In “Write Tight,” Elliot gave a list of fantastic tips — what he calls the “Ten Commandments of Tight Writing” — to be more concise and eliminate fluff. With clips from Monty Python’s The Holy Grail interspersed throughout his slideshow to illustrate each Commandment, Elliot was a fun and engaging speaker. Some of my favorite Commandments included “Thou shall read thy copy aloud,” which instructs writers to read their articles aloud and ask if it sounds like a real person talking as opposed to fancy-shmancy jargon; “Thou shall trim the fat,” a reminder to avoid redundancy; and “Thou shall not use clichés,” which made me embarrassed by how many times I’ve used the phrase “At the end of the day…” at the end of a story.

Looking over the notes I furiously took during “Write Tight,” I find that the most helpful part of the session was the writing challenges/exercises Elliot suggested, including writing haikus to practice being concise and eloquent in very few words, as well as only tweeting in complete words and sentences to get in the practice of keeping your writing short and straight to the punch (which also served as another reminder of what an old lady I seem like for not knowing how to tweet).

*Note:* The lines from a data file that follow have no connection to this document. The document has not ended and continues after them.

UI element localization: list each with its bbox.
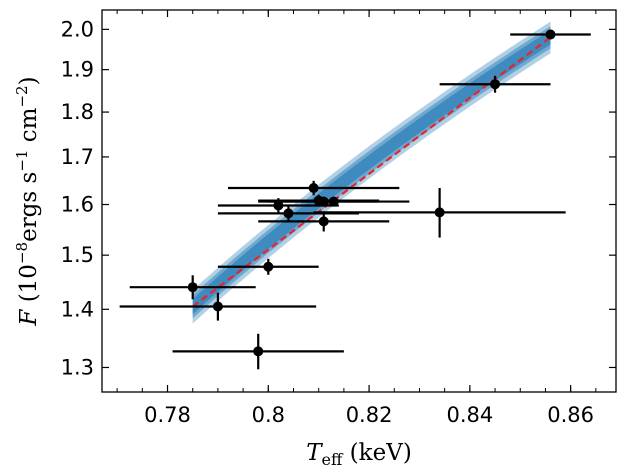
data-point bbox=[217, 198, 339, 213]
x-tick-label: 0.82 bbox=[346, 403, 393, 427]
x-tick-label: 0.86 bbox=[547, 403, 594, 427]
y-tick-label: 2.0 bbox=[61, 17, 94, 41]
x-tick-label: 0.84 bbox=[446, 403, 493, 427]
band-layer-3 bbox=[192, 30, 551, 315]
x-tick-label: 0.8 bbox=[252, 403, 285, 427]
x-axis-ticks: 0.78 0.8 0.82 0.84 0.86 bbox=[116, 10, 597, 427]
fit-line bbox=[192, 36, 552, 308]
y-axis-label-part3: cm bbox=[16, 107, 42, 149]
y-axis-label-exp2: −1 bbox=[13, 150, 31, 172]
y-tick-label: 1.9 bbox=[61, 58, 94, 82]
y-tick-label: 1.5 bbox=[61, 243, 94, 267]
y-axis-label: F (10−8ergs s−1 cm−2) bbox=[13, 76, 42, 326]
point-marker bbox=[212, 301, 223, 312]
data-point bbox=[439, 75, 551, 93]
x-tick-label: 0.78 bbox=[144, 403, 191, 427]
y-tick-label: 1.6 bbox=[61, 193, 94, 217]
x-axis-label: Teff (keV) bbox=[306, 440, 412, 469]
data-point bbox=[258, 211, 390, 232]
y-tick-label: 1.4 bbox=[61, 297, 94, 321]
y-axis-label-part1: (10 bbox=[16, 264, 42, 310]
point-marker bbox=[318, 216, 329, 227]
y-axis-ticks: 1.3 1.4 1.5 1.6 1.7 1.8 1.9 2.0 bbox=[61, 17, 616, 379]
y-axis-label-part2: ergs s bbox=[16, 172, 42, 242]
data-point bbox=[217, 258, 319, 275]
data-points bbox=[119, 29, 591, 370]
plot-frame bbox=[101, 9, 617, 393]
point-marker bbox=[490, 79, 501, 90]
y-axis-label-var: F bbox=[16, 309, 42, 327]
point-marker bbox=[273, 200, 284, 211]
point-marker bbox=[308, 183, 319, 194]
point-marker bbox=[263, 261, 274, 272]
point-marker bbox=[545, 29, 556, 40]
point-marker bbox=[187, 282, 198, 293]
data-point bbox=[129, 275, 256, 300]
y-axis-label-exp3: −2 bbox=[13, 85, 31, 107]
data-point bbox=[119, 292, 317, 321]
data-point bbox=[227, 180, 400, 196]
y-tick-label: 1.3 bbox=[61, 355, 94, 379]
x-axis-label-sub: eff bbox=[322, 450, 344, 469]
y-axis-label-close: ) bbox=[16, 76, 42, 85]
data-point bbox=[510, 29, 591, 40]
y-axis-label-exp1: −8 bbox=[13, 242, 31, 264]
data-point bbox=[172, 333, 344, 370]
x-axis-label-rest: (keV) bbox=[342, 440, 411, 466]
data-point bbox=[217, 205, 359, 221]
point-marker bbox=[328, 196, 339, 207]
point-marker bbox=[283, 208, 294, 219]
point-marker bbox=[253, 346, 264, 357]
y-tick-label: 1.8 bbox=[61, 100, 94, 124]
point-marker bbox=[434, 207, 445, 218]
best-fit-line bbox=[192, 36, 552, 308]
x-axis-label-main: T bbox=[306, 440, 323, 466]
y-tick-label: 1.7 bbox=[61, 145, 94, 169]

Elliot also suggested watching a movie scene — specifically an action-focused scene with little to no dialogue — and writing/reporting it, which serves as an exercise in tight writing as well as showing rather than telling the reader. I can’t wait to try these exercises out and suggest them to the writers that I work with at The Campanil.

So, at the end of the day…Wait, no. Just NO.

Suffice it to say, Steven Elliot certainly has found the Holy Grail of tight writing.